I love Madrid, I’ve made that clear here. I guess that means I love Spain. So it will come as no surprise that I’m posting about another of my favourite Spanish locales, the gorgeous walled city of Segovia. The city is nestled North West of the Spanish capital and your first steps throughout the ancient streets reveal a host of incredible architecture and scenery. From classic Spanish religious buildings, a bustling main street framed by cute cafés, restaurants and quaint apartments, right down to the beautiful cobbled stone streets, this city is a looker if authenticity is your travel crux.
With only one day (an afternoon to be precise) to explore this haven, my tour guide friend and I soaked up as much of the old Spanish atmosphere as possible. Here’s what I saw, did, ate:
Lots of old buildings
When I travel it’s all about seeing how the locals go about their day to day activities.
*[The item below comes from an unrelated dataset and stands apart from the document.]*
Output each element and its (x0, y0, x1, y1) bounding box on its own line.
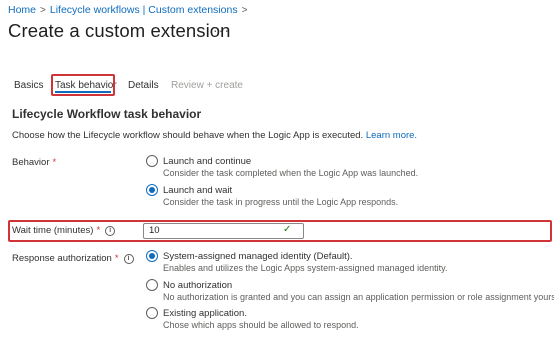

I love to witness cultures different to my own and I often find it inspires me so much I wish I could change British culture in some ways! The first corner we turned in Segovia we were presented with the stunning San Millán Church and just as we were passing the congregation were making their way home from the Sunday service.
Alcazar of Segovia
Segovia’s royal palace has been in existence since the early 1100s, or earlier perhaps. It’s an overwhelming sight, dominating the area around it with its gothic grandeur. We didn’t venture too close to this incredible structure, but next time I’ll make a point of it. When you’re facing the bridge into the Alcazar, look to your right and take in sight of the snowy mountain peaks in the distance.
Located in Plaza del Azoguejo, this is what most tourists will come to Segovia to see. It dates back to the late 2nd Century CE, which is bloody old and it’s classed as one of Spain’s greatest historical engineering accomplishments. It’s breathtaking to behold and when you think about all 25,000 ish blocks that hold it together (without mortar!) your non engineer mind shuts down, much like when I try to comprehend the universe. What even is it!? Oh, the aqueduct is also more than half a mile long. Nope. Can’t deal.
This blew me away. Absolute, architectural perfection. The ‘Lady of Cathedrals’ is the last Gothic building built in Spain and has been around since the late 1700s. There’s not much to say about this other than you need to see this building before you die.
Middle Eastern Cuisine at Tuma
My friend had raved about this Arabic / Middle Eastern eatery for the entire trip. She had every right to do so. It was one of the most beautiful meals I’ve ever eaten (I’ve eaten a lot) and for what you get it’s very reasonable. The average cost of a main sitting at roughly €11.00. It’s money well spent, trust me. The owner was lovely and treated us to some fresh mint tea in vibrant mosaic cups because we ordered so much food. If you go to Segovia you must eat here! It’s really close to Plaza del Azoguejo so you have no excuse if you’re visiting the aqueduct.
I implore you to visit the City of Segovia. It’s one of the most beautiful places I’ve ever visited and I’d go back in a heartbeat. See the sights I saw and take a stroll around the city perimeter too, the views are astounding. For the cost of €10 return and 1.5 hour bus ride from Madrid, it’s a small price to pay to experience something so amazing.